Sibanye-Stillwater says it remains committed to fair wages and supports a “dignified standard of living” after entry-level salaries in the South African operations rose to more than R28,110 in 2025.
The primary producer of platinum, palladium and gold said in its 2025 integrated annual report released on Friday that the monthly wages of entry-level category 4 underground employees in its South African operations, including guaranteed cost to company, rose from R27,248 in 2024.
“Various long-term wage agreements have been concluded at our South African operations over the past five years. During this period, entry-level category 4 employees have achieved real wage increases of 15% above the cost of living, inclusive of guaranteed cost-to-company, reflecting our commitment to fair and equitable remuneration,” it said.
The group also increased the pay of CEO Richard Stewart, who took over from Neal Froneman in October 2025. Stewart, who had served as chief regional officer for Southern Africa, was awarded R28.6m. Founding CEO Froneman, who retired in 2025, was awarded R73.73m linked to his salary, cash bonuses, share awards and the strong performance of the share price.
Sibanye said that while South Africa had a high Gini coefficient — a measure of economic inequality that ranks South Africa among the worst — the equitable income distribution across its footprint, which includes the US and Australia, was more equitable.
“This underscores the group’s role in providing inclusive economic opportunities, particularly in a country where broader income inequality remains elevated,“ it said.
It is most encouraging to see the group’s first major greenfield project nearing completion.
— Sibanye-Stillwater annual report
Spun off from Gold Fields in 2012 and pivoted from a gold player to a diversified precious metals producer, Sibanye said it was positioned to meet demand for critical minerals required for the energy transition thanks to its strategy to expand its footprint in the European and North American markets.
It said further legislation was being considered in parts of North America and Europe to incentivise local production across all stages of the mineral value chain, paving the way for Sibanye to be at the forefront of the global energy transition.

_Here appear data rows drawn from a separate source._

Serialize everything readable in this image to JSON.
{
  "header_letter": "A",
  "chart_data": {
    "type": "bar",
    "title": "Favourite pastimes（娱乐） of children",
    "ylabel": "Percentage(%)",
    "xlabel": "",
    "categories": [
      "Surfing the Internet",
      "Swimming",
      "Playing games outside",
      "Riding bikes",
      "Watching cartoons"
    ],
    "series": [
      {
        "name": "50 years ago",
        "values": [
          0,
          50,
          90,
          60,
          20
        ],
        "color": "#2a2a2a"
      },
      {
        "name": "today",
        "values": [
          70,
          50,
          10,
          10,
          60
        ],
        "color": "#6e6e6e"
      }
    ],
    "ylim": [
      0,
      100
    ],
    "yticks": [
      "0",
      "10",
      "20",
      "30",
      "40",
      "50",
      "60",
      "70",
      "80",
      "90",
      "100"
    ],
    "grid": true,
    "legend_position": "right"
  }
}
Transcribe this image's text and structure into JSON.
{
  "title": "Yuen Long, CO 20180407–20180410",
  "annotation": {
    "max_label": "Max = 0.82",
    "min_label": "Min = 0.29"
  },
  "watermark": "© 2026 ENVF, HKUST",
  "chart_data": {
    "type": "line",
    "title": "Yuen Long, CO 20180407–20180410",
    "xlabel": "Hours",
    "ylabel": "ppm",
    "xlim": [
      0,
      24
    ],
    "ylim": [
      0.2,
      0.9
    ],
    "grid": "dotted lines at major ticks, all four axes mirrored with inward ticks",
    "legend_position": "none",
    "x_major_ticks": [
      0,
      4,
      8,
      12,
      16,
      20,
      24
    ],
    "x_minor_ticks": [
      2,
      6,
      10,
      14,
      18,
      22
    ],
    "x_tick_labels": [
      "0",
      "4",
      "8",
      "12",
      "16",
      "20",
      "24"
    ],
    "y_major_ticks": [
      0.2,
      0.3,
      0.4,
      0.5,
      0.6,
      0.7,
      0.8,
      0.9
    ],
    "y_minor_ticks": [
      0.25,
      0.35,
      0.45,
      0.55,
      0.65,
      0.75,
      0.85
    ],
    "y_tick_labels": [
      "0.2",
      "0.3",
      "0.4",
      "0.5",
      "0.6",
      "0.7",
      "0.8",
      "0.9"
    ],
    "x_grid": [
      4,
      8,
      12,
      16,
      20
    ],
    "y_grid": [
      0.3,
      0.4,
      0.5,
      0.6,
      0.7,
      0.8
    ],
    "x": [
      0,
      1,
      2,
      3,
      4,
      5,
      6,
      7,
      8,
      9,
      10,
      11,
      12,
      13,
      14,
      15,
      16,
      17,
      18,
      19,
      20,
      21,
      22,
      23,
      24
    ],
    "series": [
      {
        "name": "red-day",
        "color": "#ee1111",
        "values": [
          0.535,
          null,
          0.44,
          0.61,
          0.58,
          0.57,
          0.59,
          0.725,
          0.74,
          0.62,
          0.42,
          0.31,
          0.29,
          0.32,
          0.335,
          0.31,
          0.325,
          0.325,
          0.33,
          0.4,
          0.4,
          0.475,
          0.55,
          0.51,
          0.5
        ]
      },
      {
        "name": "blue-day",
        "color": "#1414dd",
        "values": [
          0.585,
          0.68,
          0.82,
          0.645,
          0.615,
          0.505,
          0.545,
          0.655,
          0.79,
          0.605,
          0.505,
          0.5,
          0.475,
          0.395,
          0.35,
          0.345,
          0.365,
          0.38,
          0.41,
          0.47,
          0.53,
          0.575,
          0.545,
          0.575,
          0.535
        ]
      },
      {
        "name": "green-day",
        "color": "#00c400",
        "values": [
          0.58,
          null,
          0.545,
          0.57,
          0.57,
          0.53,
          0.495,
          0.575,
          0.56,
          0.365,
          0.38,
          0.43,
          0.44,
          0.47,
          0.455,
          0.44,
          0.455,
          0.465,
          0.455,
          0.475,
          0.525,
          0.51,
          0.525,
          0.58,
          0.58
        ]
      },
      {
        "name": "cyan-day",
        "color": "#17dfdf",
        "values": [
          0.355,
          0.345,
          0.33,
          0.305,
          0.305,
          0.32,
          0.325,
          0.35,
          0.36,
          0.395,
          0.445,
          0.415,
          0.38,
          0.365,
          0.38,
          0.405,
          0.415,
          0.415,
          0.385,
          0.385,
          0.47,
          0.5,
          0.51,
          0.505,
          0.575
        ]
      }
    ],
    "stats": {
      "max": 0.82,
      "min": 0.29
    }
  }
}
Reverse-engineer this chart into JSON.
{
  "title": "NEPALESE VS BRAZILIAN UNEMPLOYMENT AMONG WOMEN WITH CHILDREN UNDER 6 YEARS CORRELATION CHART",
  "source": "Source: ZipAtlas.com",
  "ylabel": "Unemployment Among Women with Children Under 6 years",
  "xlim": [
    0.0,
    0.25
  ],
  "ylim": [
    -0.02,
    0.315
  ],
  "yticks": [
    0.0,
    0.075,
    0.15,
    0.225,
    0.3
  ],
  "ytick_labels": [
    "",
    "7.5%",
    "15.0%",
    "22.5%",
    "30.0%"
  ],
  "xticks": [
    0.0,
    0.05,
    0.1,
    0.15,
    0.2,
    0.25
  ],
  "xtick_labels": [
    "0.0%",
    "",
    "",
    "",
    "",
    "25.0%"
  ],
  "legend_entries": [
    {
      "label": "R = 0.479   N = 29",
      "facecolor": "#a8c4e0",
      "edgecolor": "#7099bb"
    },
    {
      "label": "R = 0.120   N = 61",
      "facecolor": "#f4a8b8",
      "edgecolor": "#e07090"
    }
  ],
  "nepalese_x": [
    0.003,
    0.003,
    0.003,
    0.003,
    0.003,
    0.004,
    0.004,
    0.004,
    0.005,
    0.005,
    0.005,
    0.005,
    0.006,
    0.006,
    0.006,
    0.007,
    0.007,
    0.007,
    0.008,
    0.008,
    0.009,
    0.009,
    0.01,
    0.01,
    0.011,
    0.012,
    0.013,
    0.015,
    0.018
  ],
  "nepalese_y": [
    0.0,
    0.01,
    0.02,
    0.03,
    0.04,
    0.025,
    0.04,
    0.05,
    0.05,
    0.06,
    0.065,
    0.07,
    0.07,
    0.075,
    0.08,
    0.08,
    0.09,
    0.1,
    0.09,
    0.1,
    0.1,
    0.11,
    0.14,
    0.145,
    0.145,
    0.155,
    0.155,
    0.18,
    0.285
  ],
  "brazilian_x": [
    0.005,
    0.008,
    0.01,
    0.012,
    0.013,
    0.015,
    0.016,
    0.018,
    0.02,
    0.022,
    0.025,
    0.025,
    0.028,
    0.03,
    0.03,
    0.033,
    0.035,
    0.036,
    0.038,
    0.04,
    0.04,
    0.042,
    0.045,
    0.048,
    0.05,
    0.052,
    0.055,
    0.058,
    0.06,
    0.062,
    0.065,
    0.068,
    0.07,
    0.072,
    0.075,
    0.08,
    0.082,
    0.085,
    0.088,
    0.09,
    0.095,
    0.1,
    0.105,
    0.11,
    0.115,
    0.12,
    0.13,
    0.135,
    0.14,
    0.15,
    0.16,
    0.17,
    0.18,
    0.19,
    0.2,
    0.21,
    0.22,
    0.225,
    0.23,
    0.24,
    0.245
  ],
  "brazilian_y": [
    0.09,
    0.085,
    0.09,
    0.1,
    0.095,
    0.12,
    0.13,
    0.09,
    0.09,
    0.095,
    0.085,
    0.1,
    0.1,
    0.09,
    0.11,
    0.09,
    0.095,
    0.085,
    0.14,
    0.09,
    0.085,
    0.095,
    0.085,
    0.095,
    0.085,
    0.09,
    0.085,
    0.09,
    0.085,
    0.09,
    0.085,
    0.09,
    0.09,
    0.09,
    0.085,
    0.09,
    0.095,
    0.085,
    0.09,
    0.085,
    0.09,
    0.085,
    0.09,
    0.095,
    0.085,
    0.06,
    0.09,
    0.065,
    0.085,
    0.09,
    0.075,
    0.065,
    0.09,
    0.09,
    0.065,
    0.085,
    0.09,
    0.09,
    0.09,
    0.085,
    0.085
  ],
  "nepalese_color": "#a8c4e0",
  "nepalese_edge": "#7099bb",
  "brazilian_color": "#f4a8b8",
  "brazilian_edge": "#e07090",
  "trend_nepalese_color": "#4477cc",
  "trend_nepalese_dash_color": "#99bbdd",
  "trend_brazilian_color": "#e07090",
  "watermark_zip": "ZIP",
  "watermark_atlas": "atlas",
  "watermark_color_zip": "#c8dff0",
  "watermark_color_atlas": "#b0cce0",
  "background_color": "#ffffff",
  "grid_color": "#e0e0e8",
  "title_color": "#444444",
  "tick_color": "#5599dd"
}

“We are uniquely positioned to supply these metals responsibly — through primary mining, secondary mining and recycling — embracing the circular economy and building partnerships across the value chain,“ said the annual report.
Critical minerals needed for the transition to a green economy include lithium, nickel, cobalt and copper.
Critical mineral producers are benefiting from tax credits in countries such as the US, which incentivise critical mineral production and processing.
Sibanye-Stillwater, whose strategy aims for a high-performing future-looking business focused on shareholder returns, said its Keliber lithium project in Finland had advanced significantly during 2025, after a capex injection of €299m.
“It is most encouraging to see the group’s first major greenfield project nearing completion. Construction, including cold commissioning, is approaching full completion; and the first mining blast at the Syväjärvi open pit took place in February 2026,” said the group.
Lithium prices were up 28% in 2025, buoyed by global growth in battery electric vehicle (BEVs) production of 28% in 2025 from 8% in 2024.
The group expects a robust lithium market in the year ahead, saying demand for 2026 is forecast to increase 19% from 2025 levels — most of this growth again resulting from greater demand for automotive batteries.
New projects remain well placed to meet market requirements in the next few years, under the right price conditions. Considering current projections for BEV penetration and BESS capacity, significant investment in new lithium supply will be required to meet forecast demand over the next decade
— Sibanye-Stillwater
Sibanye said the Zimbabwean government’s recent lithium concentrate export ban could materially tighten the lithium market, presenting prolonged price support.
“New projects remain well placed to meet market requirements in the next few years, under the right price conditions. Considering current projections for BEV penetration and BESS capacity, significant investment in new lithium supply will be required to meet forecast demand over the next decade,” it said.
Sibanye-Stillwater removed a legal hurdle after signing a settlement with Appian Capital, paying $215m (R3.57bn) to settle the dispute from its termination of a 2021 acquisition agreement for the Santa Rita nickel and Serrote copper mines.
The group had a solid 2025 after revenue rose 16% to R129.7bn, driven by platinum group metals (PGM) and gold performance in 2025. It reported better free cash flow and profitability while its debt was reduced to R22.1bn.
Ebitda (earnings before interest, taxes, depreciation, and amortisation), from the South African PGM operations more than doubled to R16.68bn, on the strong second-half recovery in 4E PGM basket prices, while revenue increased 19% to R60.88bn despite lower third-party concentrate volumes processed at Marikana due to heavy rainfall and the transition between tailings storage facilities.
South African gold revenue increased 19% to R37.06bn, driven by a 39% higher rand gold price, partly offset by lower volumes mainly due to operational disruptions at Kloof. Despite cost pressures, adjusted ebitda more than doubled to R12.51bn, benefiting from record rand gold prices in 2025.
Sibanye-Stillwater said while hybrid vehicles would extend the internal combustion engine era, the proportion of vehicles using internal combustion engines was forecast to decline steadily as BEV numbers increased.